Last week, a friend of a friend sent a tip that the top video on their Facebook Live feed was porn.
“I thought it would be taken down immediately, but I’ve gone back a few times now and every single time I have it’s been some version of weird softcore porn, so it doesn't seem like much moderation is happening there,” they said.
I reached out to Facebook and didn’t hear back, and on its own this could have just been an amusing anecdote. However, this is not the first time in the past 30 days that porn has shown up where it doesn’t belong.
On August 3, Twitter officially retired their ill-fated version of Stories, Fleets, after less than a year, citing lack of use. In the day leading up to its shuttering, however, Fleets reentered the chat ... with porn.
I never glimpsed this phenomenon myself, but tweets suggested that users were taking advantage of Fleet’s impending exit to post porn without consequences (although, I should note, that Twitter’s policy on nudity is much more liberal than Facebook, and Fleets had been used for this purpose before). August 3, in particular, seemed like a free for all.
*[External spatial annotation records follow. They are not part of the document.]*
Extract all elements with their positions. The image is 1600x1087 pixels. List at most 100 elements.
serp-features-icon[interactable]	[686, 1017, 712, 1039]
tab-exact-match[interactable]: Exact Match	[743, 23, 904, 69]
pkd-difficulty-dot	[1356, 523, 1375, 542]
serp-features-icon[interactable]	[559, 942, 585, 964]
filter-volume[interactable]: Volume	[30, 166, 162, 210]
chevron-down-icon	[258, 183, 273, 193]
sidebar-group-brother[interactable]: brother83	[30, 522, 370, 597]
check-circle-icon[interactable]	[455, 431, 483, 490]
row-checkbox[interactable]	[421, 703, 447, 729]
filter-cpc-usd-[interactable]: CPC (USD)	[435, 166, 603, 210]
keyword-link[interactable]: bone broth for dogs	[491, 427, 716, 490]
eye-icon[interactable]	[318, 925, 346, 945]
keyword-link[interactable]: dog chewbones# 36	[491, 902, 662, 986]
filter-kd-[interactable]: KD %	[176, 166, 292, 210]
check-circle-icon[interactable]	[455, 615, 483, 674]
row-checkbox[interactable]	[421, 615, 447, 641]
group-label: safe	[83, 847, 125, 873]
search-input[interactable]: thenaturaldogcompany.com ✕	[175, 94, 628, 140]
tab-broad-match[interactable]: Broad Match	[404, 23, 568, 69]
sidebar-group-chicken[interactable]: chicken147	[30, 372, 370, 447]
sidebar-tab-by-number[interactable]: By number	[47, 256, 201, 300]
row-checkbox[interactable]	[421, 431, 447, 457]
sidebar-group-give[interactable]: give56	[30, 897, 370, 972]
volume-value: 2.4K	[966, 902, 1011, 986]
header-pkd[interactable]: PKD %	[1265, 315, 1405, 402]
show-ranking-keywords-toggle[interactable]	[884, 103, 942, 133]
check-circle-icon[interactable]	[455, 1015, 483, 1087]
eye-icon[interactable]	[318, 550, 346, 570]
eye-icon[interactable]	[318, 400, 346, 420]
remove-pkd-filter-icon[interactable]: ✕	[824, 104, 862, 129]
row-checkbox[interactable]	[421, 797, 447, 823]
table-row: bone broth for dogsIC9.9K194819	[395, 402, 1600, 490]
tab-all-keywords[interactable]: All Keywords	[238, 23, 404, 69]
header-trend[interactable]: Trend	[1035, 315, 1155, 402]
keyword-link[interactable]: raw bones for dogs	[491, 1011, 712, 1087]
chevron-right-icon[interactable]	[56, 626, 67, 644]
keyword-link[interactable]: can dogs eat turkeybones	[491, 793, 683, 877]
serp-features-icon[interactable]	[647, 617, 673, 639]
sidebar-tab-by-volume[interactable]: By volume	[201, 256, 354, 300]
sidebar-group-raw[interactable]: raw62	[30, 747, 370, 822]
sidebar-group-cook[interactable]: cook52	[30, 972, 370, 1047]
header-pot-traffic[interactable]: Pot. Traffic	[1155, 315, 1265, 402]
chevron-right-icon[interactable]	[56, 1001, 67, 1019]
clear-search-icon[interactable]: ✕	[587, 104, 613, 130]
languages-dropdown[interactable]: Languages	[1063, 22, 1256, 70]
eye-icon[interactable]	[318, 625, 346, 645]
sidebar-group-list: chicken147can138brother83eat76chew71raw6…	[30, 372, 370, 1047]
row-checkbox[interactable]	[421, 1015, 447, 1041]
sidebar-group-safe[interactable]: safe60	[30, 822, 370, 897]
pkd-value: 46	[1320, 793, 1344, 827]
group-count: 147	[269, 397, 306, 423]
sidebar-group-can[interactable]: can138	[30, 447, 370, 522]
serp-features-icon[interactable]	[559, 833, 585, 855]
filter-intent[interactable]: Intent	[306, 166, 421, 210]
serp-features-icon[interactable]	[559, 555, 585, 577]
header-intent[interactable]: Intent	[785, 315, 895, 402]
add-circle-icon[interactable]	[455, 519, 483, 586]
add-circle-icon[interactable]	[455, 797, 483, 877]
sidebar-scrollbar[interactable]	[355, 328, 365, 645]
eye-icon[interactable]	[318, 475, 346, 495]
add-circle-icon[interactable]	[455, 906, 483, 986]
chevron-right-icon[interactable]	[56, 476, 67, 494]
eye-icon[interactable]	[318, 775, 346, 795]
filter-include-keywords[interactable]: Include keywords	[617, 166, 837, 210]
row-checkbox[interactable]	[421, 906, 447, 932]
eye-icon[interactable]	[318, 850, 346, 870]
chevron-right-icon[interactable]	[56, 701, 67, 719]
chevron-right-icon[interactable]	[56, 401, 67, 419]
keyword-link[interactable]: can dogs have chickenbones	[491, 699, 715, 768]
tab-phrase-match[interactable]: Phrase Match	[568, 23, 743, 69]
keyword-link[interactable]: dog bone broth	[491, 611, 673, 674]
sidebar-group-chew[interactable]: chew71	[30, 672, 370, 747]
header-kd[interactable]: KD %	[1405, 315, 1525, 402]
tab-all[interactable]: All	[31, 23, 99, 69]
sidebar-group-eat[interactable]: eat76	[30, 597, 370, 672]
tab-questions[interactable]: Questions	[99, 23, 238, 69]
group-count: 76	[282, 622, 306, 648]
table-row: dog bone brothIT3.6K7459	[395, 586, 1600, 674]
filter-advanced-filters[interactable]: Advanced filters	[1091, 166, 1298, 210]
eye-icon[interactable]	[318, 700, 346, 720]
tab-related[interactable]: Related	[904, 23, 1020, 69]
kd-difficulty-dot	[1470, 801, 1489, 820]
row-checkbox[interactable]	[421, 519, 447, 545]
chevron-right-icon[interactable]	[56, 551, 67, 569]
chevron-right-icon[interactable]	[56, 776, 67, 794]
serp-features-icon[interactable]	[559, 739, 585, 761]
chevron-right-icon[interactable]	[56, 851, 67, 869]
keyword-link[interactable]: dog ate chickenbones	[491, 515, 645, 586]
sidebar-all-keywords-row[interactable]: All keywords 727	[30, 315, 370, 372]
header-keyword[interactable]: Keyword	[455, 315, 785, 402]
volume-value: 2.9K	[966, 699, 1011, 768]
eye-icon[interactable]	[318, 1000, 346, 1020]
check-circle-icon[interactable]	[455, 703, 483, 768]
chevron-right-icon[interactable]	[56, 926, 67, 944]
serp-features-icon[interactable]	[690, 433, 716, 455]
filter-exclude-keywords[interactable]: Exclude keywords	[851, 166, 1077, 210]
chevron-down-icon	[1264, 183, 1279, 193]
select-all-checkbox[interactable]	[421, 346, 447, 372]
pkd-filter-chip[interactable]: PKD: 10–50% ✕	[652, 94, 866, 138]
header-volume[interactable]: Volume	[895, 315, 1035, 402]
“Twitter engineers looking at the most Fleet traffic they've seen in months,” a viral tweet reads.
The official Twitter Engineering account even replied.
Both of these instances come just weeks after websites like Huffington Post, New York magazine, and The Washington Post were infiltrated by porn after the video hosting site Vidme let its domain expire, and 5 Star Porn HD quietly bought it. Suddenly, benign videos that accompanied news articles posted between 2014 and 2017 were replaced with ones with titles like “Getting Into Porsha’s Ass.” Vice has the full story.
When Garbage Day’s Ryan Broderick wrote up the incident, he noted a recent prediction of his that “some kind of big NSFW viral event was headed our way.” I didn’t give too much thought to this until the Fleets and Facebook Live porn followed in such quick succession.
“I can’t shake the feeling that the internet, as a whole, is a ticking time bomb,” Broderick wrote.
It’s a weirdly dystopian thought that one day I could be logging onto social media not to see what’s happening, but instead, what’s become of the spaces that once tried (and failed) to regulate it.